For chair umpires, brickbats often outnumber the bouquets. Andy Roddick, once famously quipped during a match at Melbourne, Australia, “stay in school kids, or you’ll end up being an umpire”. Haigh quickly adds, “that wasn’t me.”

Haigh has officiated three John McEnroe matches. Famous for his on-court antics, Haigh says he’s heard a lot of “you can’t call that ball in” from McEnroe. “But I’m waiting for him to say ‘you can’t be serious’ to me,” Haigh says of the phrase that became synonymous with the temperamental American.

In an average two-hour match, a chair gets barely four to six minutes of break in between games. But, the umpire is not expected to relax. Haigh admits he loses sleep over bad calls, but players “giving you trouble” is not something he takes offence to. “It’s nothing personal. If Andy Murrary shouts at you during play, it’s probably because he’s trying to get through a situation. He’s trying to win a match by letting it on you.”
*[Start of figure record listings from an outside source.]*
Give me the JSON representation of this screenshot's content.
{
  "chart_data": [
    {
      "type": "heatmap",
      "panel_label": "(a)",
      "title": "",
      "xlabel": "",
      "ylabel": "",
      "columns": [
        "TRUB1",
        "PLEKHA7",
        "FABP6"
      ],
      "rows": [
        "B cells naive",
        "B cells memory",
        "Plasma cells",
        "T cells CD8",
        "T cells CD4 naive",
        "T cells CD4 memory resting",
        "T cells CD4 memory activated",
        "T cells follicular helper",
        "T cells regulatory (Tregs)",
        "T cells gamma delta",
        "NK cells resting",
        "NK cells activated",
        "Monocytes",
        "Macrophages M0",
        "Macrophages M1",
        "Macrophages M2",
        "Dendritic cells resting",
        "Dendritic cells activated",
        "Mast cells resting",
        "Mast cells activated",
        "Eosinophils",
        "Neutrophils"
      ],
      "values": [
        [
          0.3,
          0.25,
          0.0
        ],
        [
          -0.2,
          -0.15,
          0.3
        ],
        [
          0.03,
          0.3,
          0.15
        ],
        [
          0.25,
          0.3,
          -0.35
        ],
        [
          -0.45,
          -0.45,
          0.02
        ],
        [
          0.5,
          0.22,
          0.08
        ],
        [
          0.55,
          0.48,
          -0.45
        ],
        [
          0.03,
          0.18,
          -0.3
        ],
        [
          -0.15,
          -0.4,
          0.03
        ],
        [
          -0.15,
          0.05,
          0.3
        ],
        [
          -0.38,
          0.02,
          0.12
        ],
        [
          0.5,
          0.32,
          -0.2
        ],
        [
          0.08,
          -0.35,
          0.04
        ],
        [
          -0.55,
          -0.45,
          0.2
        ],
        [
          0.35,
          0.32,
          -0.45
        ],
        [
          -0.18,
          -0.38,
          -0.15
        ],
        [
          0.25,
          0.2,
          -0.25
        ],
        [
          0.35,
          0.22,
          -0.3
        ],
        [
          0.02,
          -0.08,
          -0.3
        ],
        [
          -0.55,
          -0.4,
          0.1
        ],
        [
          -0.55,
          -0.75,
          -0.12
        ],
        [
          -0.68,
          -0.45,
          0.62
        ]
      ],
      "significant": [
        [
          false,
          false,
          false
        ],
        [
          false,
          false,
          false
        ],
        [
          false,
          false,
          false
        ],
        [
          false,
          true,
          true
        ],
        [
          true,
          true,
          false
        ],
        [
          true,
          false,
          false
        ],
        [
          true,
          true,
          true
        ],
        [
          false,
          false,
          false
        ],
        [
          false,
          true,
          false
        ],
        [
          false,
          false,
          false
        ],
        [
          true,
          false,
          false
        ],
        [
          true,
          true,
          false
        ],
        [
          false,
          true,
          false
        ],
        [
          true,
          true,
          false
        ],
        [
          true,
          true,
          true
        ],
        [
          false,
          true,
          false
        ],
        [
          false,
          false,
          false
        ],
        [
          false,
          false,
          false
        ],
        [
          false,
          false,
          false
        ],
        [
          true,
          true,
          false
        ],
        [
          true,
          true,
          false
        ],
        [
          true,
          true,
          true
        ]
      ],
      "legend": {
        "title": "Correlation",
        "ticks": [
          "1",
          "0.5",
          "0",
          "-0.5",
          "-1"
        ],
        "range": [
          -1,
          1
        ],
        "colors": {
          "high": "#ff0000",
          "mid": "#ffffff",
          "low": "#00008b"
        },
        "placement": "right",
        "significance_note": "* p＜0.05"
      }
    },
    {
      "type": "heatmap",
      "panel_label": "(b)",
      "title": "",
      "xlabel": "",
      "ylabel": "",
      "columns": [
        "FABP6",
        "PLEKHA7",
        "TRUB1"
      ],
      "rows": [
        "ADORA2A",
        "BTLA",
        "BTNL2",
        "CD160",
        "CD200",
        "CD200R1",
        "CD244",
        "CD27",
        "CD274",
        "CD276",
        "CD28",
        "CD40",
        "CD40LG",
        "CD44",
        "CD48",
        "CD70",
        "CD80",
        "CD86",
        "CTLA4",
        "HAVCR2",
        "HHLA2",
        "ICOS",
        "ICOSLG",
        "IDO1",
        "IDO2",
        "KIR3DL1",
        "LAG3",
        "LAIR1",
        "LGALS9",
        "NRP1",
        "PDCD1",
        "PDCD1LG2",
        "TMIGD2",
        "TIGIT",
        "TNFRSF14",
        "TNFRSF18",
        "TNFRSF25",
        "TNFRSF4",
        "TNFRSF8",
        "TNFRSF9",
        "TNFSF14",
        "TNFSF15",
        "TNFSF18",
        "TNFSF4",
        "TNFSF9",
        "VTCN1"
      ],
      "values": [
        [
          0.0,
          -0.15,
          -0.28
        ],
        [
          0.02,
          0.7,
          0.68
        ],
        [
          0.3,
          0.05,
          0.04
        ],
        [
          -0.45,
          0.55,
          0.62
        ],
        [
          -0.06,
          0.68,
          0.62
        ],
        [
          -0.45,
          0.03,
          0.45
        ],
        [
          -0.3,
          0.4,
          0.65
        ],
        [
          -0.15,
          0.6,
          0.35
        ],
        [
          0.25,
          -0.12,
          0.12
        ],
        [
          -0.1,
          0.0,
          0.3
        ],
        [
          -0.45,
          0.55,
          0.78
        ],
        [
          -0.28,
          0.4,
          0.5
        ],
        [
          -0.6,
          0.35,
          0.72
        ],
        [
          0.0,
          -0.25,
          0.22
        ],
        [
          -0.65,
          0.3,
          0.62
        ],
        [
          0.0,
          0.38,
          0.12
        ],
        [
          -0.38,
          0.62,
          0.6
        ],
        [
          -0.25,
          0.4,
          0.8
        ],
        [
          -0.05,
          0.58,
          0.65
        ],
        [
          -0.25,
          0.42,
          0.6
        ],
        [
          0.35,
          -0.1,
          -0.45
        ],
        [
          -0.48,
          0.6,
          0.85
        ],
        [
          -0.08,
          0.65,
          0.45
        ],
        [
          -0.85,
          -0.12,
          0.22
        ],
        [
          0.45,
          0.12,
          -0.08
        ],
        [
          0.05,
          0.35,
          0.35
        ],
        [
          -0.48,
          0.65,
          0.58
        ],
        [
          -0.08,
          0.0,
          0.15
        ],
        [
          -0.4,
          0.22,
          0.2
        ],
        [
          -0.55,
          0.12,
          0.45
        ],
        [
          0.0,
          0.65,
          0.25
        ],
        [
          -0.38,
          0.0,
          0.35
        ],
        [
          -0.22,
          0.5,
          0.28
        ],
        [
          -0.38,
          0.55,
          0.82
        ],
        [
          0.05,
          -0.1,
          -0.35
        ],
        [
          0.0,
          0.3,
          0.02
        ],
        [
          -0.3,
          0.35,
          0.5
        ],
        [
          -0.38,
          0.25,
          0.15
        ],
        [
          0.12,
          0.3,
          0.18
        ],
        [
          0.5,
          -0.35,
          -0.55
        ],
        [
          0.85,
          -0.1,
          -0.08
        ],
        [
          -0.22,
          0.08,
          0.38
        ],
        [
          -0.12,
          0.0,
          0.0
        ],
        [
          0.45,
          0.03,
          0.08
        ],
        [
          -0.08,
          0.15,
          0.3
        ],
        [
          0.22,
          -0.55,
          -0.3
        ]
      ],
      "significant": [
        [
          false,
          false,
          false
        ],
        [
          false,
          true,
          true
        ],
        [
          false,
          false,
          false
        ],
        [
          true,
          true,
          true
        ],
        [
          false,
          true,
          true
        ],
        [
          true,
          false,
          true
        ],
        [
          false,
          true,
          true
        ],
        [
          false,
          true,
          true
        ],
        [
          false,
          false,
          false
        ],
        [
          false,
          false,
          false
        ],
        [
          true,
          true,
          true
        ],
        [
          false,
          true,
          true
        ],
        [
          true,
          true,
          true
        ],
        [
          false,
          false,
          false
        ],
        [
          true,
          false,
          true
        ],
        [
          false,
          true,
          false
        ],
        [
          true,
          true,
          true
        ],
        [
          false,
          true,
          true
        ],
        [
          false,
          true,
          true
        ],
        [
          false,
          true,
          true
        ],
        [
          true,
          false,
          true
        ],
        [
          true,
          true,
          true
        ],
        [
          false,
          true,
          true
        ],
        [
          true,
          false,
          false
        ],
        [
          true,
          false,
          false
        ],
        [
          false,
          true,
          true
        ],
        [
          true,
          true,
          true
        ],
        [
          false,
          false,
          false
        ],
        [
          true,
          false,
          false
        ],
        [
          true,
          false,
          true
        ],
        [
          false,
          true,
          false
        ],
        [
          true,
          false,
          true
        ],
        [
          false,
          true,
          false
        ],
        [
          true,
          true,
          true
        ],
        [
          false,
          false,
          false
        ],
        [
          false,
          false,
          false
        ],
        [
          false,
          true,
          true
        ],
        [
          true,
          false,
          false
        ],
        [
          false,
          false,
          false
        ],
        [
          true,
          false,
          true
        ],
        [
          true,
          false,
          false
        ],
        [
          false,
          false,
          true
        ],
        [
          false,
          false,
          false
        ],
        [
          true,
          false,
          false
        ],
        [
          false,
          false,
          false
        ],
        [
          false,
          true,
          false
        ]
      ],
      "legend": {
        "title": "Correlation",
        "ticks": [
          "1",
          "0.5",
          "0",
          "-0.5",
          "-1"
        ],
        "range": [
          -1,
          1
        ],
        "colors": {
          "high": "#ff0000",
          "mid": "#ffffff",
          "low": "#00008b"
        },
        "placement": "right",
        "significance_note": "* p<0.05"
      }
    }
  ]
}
Haigh grew up in York, UK, playing tennis and was introduced to officiating by a family friend when he was 16. He recalls that the recruitment training was like taking part in X-Factor—tennis balls hurling at him to check his reflexes and eyesight and a test to see if he could call points loud enough. Now, Haigh is a member of an elite 45-member umpire group with silver badges. The next promotion would see him say ‘game, set, match’ at the Gentlemen’s Singles Final at Wimbledon.

In 2008, Haigh was a linesman for the Wimbledon final between Rafael Nadal and Roger Federer—an epic battle that lasted four hours 48 minutes and the longest final in Wimbledon history. “In some matches, when you see the intensity, you get this feeling of ‘oh boy, this is gonna go long’. That match was so high quality that you could get dazed by the shot-making and lose track a bit,” he reminisces. He was at the venue for over 10 hours. But Haigh has clocked even longer hours.

At a tournament in Germany, he was supervising 64 matches a day and the work alone lasted 15 hours. But the perks of the job balance it out, he says. “You get to watch the best matches at the best stadiums in the world.” Another thing Haigh loves about his job is the travel. He has been to more than 20 countries and has seen everything from the Great Wall of China to the Leaning Tower of Pisa before he even turned 23. The only place left on his wish-list is South America. “Can’t wait for Rio,” he says of the 2016 Olympics.

In fact, the job requires so much globetrotting that Haigh shifted cities some months back just to be closer to a major airport. It does get lonely on the circuit but familiar faces help you get by, he says. After a Great Britain Davis Cup tie, he got one back for the umpires when he called Murray’s fashion judgment “awful.”

“He was wearing a dirty, multi-coloured jersey which was a total fashion disaster. I told him it looked like someone had puked on it. For once, I gave trouble to a player.”